Automated Programmatic Performance Analysis of Parallel Programs
Onur Cankur, Aditya Tomar, Daniel Nichols, Connor Scully-Allison, Katherine E. Isaacs, Abhinav Bhatele
TL;DR
The paper tackles the challenge of analyzing large-scale parallel performance data by introducing Chopper, a Python API built on Hatchet that enables high-level, configurable analyses for both single-run and multi-run executions. It provides programmatic tools to detect load imbalance, hot paths, scalability bottlenecks, and metric–CCT correlations, along with variability analysis, using a unified interface that easily integrates with existing Python visualization stacks. The authors implement a range of single-run and multi-run capabilities, demonstrate reading multiple profiles, unifying GraphFrames, and computing per-CCT node efficiency and speedup across diverse HPC apps (AMG, Laghos, LULESH, Quicksilver, Tortuga). Through case studies and API performance tests, the work shows that Chopper significantly reduces developer effort and enables scalable, reproducible performance analysis workflows. The work suggests future enhancements in predictive modeling for correlation, customizable plotting, and GPU performance analysis to broaden applicability.
Abstract
Developing efficient parallel applications is critical to advancing scientific development but requires significant performance analysis and optimization. Performance analysis tools help developers manage the increasing complexity and scale of performance data, but often rely on the user to manually explore low-level data and are rigid in how the data can be manipulated.
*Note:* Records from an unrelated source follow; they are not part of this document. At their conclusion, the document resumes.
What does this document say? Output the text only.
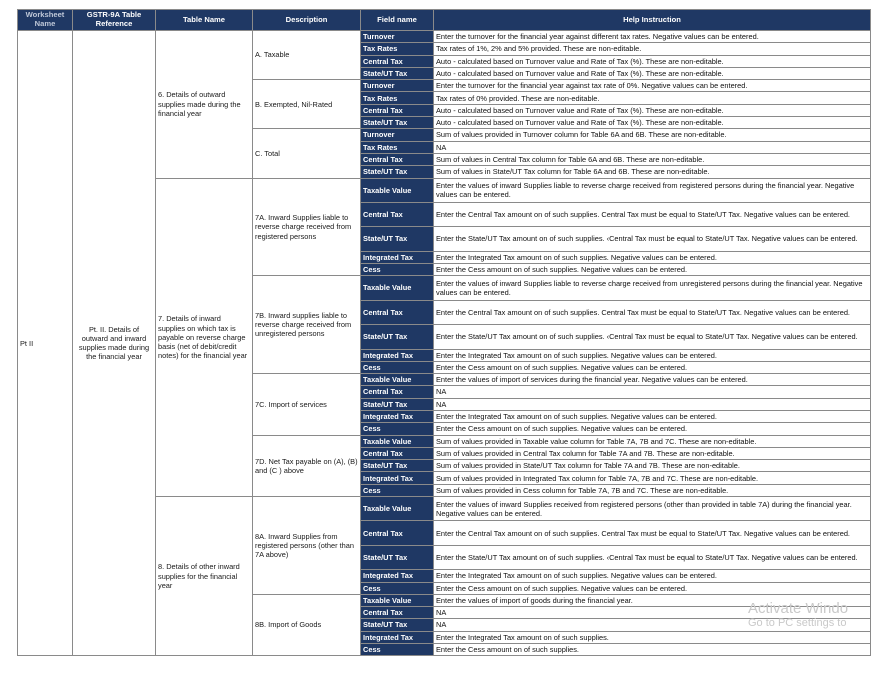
Worksheet Name	GSTR-9A Table Reference	Table Name	Description	Field name	Help Instruction
Pt II	Pt. II. Details of outward and inward supplies made during the financial year	6. Details of outward supplies made during the financial year	A. Taxable	Turnover	Enter the turnover for the financial year against different tax rates. Negative values can be entered.
				Tax Rates	Tax rates of 1%, 2% and 5% provided. These are non-editable.
				Central Tax	Auto - calculated based on Turnover value and Rate of Tax (%). These are non-editable.
				State/UT Tax	Auto - calculated based on Turnover value and Rate of Tax (%). These are non-editable.
			B. Exempted, Nil-Rated	Turnover	Enter the turnover for the financial year against tax rate of 0%. Negative values can be entered.
				Tax Rates	Tax rates of 0% provided. These are non-editable.
				Central Tax	Auto - calculated based on Turnover value and Rate of Tax (%). These are non-editable.
				State/UT Tax	Auto - calculated based on Turnover value and Rate of Tax (%). These are non-editable.
			C. Total	Turnover	Sum of values provided in Turnover column for Table 6A and 6B. These are non-editable.
				Tax Rates	NA
				Central Tax	Sum of values in Central Tax column for Table 6A and 6B. These are non-editable.
				State/UT Tax	Sum of values in State/UT Tax column for Table 6A and 6B. These are non-editable.
		7. Details of inward supplies on which tax is payable on reverse charge basis (net of debit/credit notes) for the financial year	7A. Inward Supplies liable to reverse charge received from registered persons	Taxable Value	Enter the values of inward Supplies liable to reverse charge received from registered persons during the financial year. Negative values can be entered.
				Central Tax	Enter the Central Tax amount on of such supplies. Central Tax must be equal to State/UT Tax. Negative values can be entered.
				State/UT Tax	Enter the State/UT Tax amount on of such supplies. ‹Central Tax must be equal to State/UT Tax. Negative values can be entered.
				Integrated Tax	Enter the Integrated Tax amount on of such supplies. Negative values can be entered.
				Cess	Enter the Cess amount on of such supplies. Negative values can be entered.
			7B. Inward supplies liable to reverse charge received from unregistered persons	Taxable Value	Enter the values of inward Supplies liable to reverse charge received from unregistered persons during the financial year. Negative values can be entered.
				Central Tax	Enter the Central Tax amount on of such supplies. Central Tax must be equal to State/UT Tax. Negative values can be entered.
				State/UT Tax	Enter the State/UT Tax amount on of such supplies. ‹Central Tax must be equal to State/UT Tax. Negative values can be entered.
				Integrated Tax	Enter the Integrated Tax amount on of such supplies. Negative values can be entered.
				Cess	Enter the Cess amount on of such supplies. Negative values can be entered.
			7C. Import of services	Taxable Value	Enter the values of import of services during the financial year. Negative values can be entered.
				Central Tax	NA
				State/UT Tax	NA
				Integrated Tax	Enter the Integrated Tax amount on of such supplies. Negative values can be entered.
				Cess	Enter the Cess amount on of such supplies. Negative values can be entered.
			7D. Net Tax payable on (A), (B) and (C ) above	Taxable Value	Sum of values provided in Taxable value column for Table 7A, 7B and 7C. These are non-editable.
				Central Tax	Sum of values provided in Central Tax column for Table 7A and 7B. These are non-editable.
				State/UT Tax	Sum of values provided in State/UT Tax column for Table 7A and 7B. These are non-editable.
				Integrated Tax	Sum of values provided in Integrated Tax column for Table 7A, 7B and 7C. These are non-editable.
				Cess	Sum of values provided in Cess column for Table 7A, 7B and 7C. These are non-editable.
		8. Details of other inward supplies for the financial year	8A. Inward Supplies from registered persons (other than 7A above)	Taxable Value	Enter the values of inward Supplies received from registered persons (other than provided in table 7A) during the financial year. Negative values can be entered.
				Central Tax	Enter the Central Tax amount on of such supplies. Central Tax must be equal to State/UT Tax. Negative values can be entered.
				State/UT Tax	Enter the State/UT Tax amount on of such supplies. ‹Central Tax must be equal to State/UT Tax. Negative values can be entered.
				Integrated Tax	Enter the Integrated Tax amount on of such supplies. Negative values can be entered.
				Cess	Enter the Cess amount on of such supplies. Negative values can be entered.
			8B. Import of Goods	Taxable Value	Enter the values of import of goods during the financial year.
				Central Tax	NA
				State/UT Tax	NA
				Integrated Tax	Enter the Integrated Tax amount on of such supplies.
				Cess	Enter the Cess amount on of such supplies.
Activate Windo
Go to PC settings to
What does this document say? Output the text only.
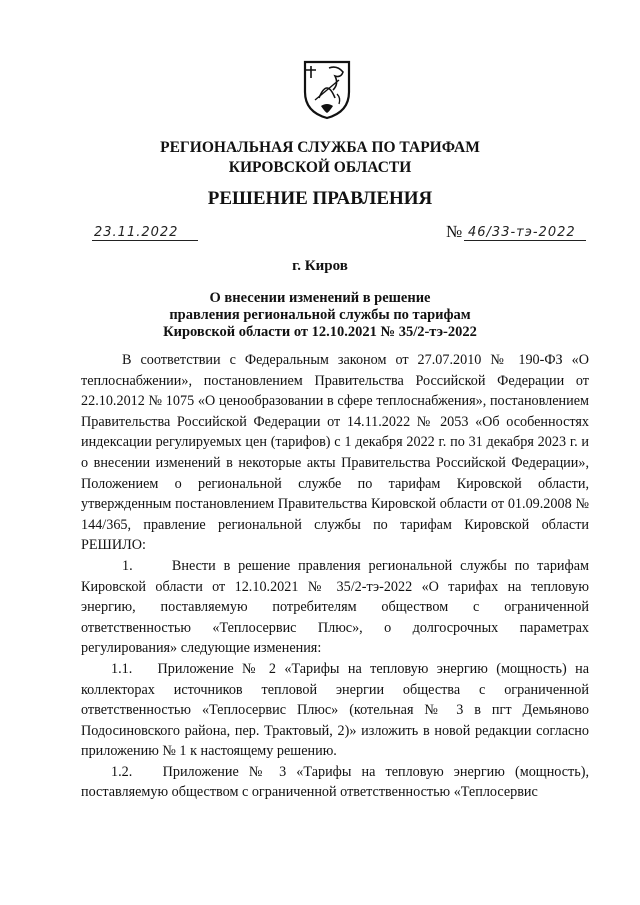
РЕГИОНАЛЬНАЯ СЛУЖБА ПО ТАРИФАМ
КИРОВСКОЙ ОБЛАСТИ
РЕШЕНИЕ ПРАВЛЕНИЯ
23.11.2022	№ 46/33-тэ-2022
г. Киров
О внесении изменений в решение
правления региональной службы по тарифам
Кировской области от 12.10.2021 № 35/2-тэ-2022

В соответствии с Федеральным законом от 27.07.2010 № 190-ФЗ «О теплоснабжении», постановлением Правительства Российской Федерации от 22.10.2012 № 1075 «О ценообразовании в сфере теплоснабжения», постановлением Правительства Российской Федерации от 14.11.2022 № 2053 «Об особенностях индексации регулируемых цен (тарифов) с 1 декабря 2022 г. по 31 декабря 2023 г. и о внесении изменений в некоторые акты Правительства Российской Федерации», Положением о региональной службе по тарифам Кировской области, утвержденным постановлением Правительства Кировской области от 01.09.2008 № 144/365, правление региональной службы по тарифам Кировской области РЕШИЛО:

1.     Внести в решение правления региональной службы по тарифам Кировской области от 12.10.2021 № 35/2-тэ-2022 «О тарифах на тепловую энергию, поставляемую потребителям обществом с ограниченной ответственностью «Теплосервис Плюс», о долгосрочных параметрах регулирования» следующие изменения:

1.1.   Приложение № 2 «Тарифы на тепловую энергию (мощность) на коллекторах источников тепловой энергии общества с ограниченной ответственностью «Теплосервис Плюс» (котельная № 3 в пгт Демьяново Подосиновского района, пер. Трактовый, 2)» изложить в новой редакции согласно приложению № 1 к настоящему решению.

1.2.   Приложение № 3 «Тарифы на тепловую энергию (мощность), поставляемую обществом с ограниченной ответственностью «Теплосервис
We propose a Python-based API, Chopper, which provides high-level and flexible performance analysis for both single and multiple executions of parallel applications. Chopper facilitates performance analysis and reduces developer effort by providing configurable high-level methods for common performance analysis tasks such as calculating load imbalance, hot paths, scalability bottlenecks, correlation between metrics and CCT nodes, and causes of performance variability within a robust and mature Python environment that provides fluid access to lower-level data manipulations. We demonstrate how Chopper allows developers to quickly and succinctly explore performance and identify issues across applications such as AMG, Laghos, LULESH, Quicksilver and Tortuga.